First, the model you defined will return a matrix of probability distributions (due to the softmax activation) for classes at each timestep.
But in custom_objective you are treating the output as vectors. You are already correctly transforming y_train to a matrix above.
So you would first have to get the actual predictions, the most simplest case is assigning the class with highest probability, i.e.:
y_pred = y_pred.argmax(axis=2)
y_true = y_true.argmax(axis=2) # this reconstructs y_train resp. a subset thereof
The second problem is that you are treating these like real variables (numpy arrays).
However, y_true and y_pred are symbolic tensors. The error you get clearly states one of the resulting problems:
TypeError: object of type 'TensorVariable' has no len()
TensorVariables have no length, as it is simply not known before real values are inserted! This then also makes iteration the way you implemented it impossible.
By the way, in cases where you iterate real vectors you might want to do it backward iteration like this: range(len(y_true)-1, -1, -1) to not go out of bounds, or even for val in y_true[::-1]
To achieve what you want, you need to treat the corresponding variables as what they are and use methods supplied for tensors.
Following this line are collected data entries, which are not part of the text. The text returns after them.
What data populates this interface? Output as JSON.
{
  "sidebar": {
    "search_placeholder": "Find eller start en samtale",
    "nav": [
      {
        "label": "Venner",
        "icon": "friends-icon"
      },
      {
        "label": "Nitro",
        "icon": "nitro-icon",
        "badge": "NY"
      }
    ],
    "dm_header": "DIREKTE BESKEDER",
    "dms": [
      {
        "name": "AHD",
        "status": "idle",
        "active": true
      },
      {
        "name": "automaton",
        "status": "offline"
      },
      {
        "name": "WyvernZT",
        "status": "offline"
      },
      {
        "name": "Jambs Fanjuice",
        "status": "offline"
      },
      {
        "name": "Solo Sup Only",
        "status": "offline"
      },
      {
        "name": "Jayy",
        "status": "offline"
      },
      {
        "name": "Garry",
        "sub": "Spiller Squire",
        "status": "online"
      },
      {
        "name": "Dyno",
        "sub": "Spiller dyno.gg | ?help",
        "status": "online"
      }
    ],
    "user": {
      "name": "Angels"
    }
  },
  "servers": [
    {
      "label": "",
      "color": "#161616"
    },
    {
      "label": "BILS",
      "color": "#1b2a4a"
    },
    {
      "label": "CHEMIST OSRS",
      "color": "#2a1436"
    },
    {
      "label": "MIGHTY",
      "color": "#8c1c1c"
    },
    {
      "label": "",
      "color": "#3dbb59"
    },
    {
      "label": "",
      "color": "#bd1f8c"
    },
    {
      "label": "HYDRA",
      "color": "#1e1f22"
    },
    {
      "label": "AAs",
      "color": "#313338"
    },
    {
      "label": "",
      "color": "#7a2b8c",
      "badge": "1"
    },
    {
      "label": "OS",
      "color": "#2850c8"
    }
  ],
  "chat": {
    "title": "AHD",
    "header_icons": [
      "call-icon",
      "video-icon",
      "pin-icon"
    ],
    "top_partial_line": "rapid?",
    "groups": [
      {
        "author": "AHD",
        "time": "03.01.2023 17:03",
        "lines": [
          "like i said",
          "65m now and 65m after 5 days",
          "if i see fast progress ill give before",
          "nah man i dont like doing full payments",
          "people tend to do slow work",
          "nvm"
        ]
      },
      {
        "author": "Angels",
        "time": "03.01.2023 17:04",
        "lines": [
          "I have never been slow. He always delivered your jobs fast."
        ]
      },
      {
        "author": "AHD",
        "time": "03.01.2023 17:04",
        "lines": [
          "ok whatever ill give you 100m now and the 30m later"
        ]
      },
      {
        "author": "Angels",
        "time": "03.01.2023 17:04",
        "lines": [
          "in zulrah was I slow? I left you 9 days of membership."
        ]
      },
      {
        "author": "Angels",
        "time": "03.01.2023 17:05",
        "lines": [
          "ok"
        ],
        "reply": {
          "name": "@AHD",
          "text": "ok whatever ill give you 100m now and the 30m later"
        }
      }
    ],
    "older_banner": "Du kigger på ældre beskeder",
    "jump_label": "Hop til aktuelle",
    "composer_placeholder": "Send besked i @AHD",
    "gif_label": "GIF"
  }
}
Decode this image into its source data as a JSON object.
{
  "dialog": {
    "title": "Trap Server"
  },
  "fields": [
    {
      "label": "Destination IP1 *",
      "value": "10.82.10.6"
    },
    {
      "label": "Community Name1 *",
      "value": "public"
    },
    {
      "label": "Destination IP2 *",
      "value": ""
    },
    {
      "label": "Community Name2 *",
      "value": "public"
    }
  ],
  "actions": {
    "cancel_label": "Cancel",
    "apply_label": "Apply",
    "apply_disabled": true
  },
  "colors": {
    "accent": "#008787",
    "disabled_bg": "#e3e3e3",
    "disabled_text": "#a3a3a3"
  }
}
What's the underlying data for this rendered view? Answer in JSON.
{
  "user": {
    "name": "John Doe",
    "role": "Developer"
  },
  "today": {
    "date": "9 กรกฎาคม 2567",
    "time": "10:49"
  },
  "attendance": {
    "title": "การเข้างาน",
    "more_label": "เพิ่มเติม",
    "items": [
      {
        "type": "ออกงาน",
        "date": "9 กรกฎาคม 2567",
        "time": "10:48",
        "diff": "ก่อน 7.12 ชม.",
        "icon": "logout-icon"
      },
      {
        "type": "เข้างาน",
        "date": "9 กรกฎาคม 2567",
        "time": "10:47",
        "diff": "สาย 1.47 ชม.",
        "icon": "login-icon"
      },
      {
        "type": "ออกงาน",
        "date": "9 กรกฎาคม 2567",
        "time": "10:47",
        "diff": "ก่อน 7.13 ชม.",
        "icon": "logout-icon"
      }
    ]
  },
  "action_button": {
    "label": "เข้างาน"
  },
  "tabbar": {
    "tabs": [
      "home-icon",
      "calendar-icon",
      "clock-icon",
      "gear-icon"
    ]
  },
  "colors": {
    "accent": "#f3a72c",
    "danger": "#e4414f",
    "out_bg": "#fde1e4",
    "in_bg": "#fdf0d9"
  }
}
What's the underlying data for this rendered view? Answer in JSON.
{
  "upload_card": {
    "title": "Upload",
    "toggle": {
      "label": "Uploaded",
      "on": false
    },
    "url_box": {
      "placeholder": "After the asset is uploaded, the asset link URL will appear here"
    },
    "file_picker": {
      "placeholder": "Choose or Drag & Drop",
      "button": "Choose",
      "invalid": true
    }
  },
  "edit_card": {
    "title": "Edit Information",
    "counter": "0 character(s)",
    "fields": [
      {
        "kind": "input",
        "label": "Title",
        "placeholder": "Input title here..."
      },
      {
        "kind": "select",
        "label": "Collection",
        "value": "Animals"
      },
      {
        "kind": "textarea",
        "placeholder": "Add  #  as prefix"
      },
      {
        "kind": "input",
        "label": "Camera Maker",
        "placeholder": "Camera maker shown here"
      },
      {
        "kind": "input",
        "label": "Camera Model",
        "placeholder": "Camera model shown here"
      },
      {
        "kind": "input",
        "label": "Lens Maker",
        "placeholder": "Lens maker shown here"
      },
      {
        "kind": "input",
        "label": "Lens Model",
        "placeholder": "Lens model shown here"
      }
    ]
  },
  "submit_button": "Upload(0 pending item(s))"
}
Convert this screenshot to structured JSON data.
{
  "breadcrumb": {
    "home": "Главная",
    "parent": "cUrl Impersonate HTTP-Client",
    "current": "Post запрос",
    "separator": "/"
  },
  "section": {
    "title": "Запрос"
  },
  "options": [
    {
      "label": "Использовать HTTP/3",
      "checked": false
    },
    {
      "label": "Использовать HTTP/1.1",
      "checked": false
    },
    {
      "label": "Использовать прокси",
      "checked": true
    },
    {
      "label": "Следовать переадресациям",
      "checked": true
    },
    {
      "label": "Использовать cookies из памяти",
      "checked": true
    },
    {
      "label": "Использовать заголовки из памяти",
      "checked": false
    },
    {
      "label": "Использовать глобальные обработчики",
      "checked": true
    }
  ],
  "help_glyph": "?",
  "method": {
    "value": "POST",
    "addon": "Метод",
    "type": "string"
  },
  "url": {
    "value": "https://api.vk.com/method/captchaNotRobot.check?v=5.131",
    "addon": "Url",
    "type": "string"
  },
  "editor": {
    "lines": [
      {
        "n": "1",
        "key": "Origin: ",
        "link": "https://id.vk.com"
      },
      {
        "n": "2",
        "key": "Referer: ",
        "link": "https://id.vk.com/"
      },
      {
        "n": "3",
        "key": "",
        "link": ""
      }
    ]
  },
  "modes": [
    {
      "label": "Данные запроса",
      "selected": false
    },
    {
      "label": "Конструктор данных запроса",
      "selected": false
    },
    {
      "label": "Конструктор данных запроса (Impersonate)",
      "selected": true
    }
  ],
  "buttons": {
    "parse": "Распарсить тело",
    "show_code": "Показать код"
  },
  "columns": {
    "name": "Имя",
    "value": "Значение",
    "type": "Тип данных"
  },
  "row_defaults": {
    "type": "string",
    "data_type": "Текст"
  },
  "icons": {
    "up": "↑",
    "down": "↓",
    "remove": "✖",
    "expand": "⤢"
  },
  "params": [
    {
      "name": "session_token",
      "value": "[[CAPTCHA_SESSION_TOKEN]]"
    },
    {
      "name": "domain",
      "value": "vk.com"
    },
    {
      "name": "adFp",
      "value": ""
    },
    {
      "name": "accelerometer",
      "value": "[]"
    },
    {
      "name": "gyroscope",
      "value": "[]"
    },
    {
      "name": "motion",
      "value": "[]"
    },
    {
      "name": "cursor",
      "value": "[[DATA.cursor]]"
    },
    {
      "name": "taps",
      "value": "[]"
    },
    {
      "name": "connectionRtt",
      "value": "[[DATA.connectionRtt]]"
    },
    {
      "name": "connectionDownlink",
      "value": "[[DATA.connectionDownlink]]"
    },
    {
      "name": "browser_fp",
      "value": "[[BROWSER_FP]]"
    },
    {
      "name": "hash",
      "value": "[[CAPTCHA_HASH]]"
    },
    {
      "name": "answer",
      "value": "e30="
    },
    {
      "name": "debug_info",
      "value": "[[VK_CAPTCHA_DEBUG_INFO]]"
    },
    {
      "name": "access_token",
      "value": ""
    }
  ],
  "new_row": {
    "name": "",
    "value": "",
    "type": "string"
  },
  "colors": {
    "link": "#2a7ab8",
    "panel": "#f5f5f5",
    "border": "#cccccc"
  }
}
The center of this calculation is the argmin function to find the minimum. By default this returns the first occurrence of this minimum.
Since you want to find the last occurrence of this minimum, we need to apply it to the reversed tensor and calculate it back to an index into the origianl vector.
starting_point = y_true.shape[0] - y_true[::-1].argmin() - 1
Possibly, there might be an even simpler solution to your problem as it looks like you are trying to implement something like masking.
You might want to take a look at the mask_zero=True flag for Embedding layers. This would work on the input side, though.